The following token types are currently used by the Builder and Ioto

  • BuilderAPI — Used for general API access to the Builder API as an administrator.
  • ProductID — Used when registering devices in the device.json5 file.
  • CloudID — Used when claiming devices for management for a device cloud.
  • CloudToBuilder — Used by device clouds to issue requests to the builder.
  • BuilderToCloud — Used by the builder to issue requests to a device cloud.

Token Modify

Token Description

The token description may be modified to help you document the purpose of a specific token.

Token Enable

A token can be temporarily disabled by suspending a token. Should you experience a cyber attack or breach, you can immediately suspend tokens to minimize the damage while you investigate. When all is clear, you can resume, replace or delete the offending tokens.

Token Expiry

Each token will expire on a specified date. You can modify tokens to change the expiry date.

Token Role

When a token is presented, it grants the access to the relevant resources using the token's role.

The following roles are supported:

  • public — Grants minimum privilege appropriate for unauthenticated users.
  • user — Grants read-only access at the "user" level.
  • admin — Grants administrator access which provides general read/write access.
  • owner — Grants administrator and owner access which provides access to billing.
  • device — Grants access suitable for a device.
  • builder — Grants access suitable for the builder to act upon a device cloud.

Token Actions

  • New — Create a new token. If you selected an existing token, the new token will clone the properties of the original token.
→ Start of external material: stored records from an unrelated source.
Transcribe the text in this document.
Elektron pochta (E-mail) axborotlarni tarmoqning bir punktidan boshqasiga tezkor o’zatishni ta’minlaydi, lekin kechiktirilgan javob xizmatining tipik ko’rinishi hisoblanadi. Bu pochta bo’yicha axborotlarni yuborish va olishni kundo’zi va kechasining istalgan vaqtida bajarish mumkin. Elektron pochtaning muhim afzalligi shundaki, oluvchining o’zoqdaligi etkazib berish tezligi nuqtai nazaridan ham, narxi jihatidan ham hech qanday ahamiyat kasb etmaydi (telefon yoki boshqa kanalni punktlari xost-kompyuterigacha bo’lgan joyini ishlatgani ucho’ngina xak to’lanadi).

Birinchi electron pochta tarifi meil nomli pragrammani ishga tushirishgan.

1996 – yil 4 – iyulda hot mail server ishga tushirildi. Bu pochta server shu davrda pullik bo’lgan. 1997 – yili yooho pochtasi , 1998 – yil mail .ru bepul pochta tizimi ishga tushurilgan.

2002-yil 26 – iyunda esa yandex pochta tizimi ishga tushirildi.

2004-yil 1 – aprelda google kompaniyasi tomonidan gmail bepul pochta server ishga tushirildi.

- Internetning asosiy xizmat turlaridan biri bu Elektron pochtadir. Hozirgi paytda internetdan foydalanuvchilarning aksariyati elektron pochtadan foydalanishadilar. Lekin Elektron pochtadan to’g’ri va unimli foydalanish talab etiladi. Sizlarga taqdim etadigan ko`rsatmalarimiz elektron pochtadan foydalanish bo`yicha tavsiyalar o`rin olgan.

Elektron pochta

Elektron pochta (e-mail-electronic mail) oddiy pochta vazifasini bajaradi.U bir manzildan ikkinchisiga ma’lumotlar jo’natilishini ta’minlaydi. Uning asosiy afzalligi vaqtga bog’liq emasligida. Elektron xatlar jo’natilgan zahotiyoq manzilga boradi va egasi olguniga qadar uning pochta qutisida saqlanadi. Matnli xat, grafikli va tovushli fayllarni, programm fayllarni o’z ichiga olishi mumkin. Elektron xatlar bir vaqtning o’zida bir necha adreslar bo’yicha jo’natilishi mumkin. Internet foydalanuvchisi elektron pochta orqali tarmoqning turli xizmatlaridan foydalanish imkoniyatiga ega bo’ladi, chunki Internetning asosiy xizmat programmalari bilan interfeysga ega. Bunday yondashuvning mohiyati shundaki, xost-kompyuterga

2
The original token is not impacted.
  • Replace — An original token is expired and a new active token is created with the same type, description and role.
  • Resume — Resume a suspended token.
  • Suspend — Suspend a token. The expiry date is not changed.
  • Delete — Delete a token.

Using Tokens

When using REST APIs, you can present the token ID in the X-Token or Authorization HTTP headers. The format should be like:


From the token list, you can select the clipboard icon in the token's ID column to copy the ID to your PC's clipboard.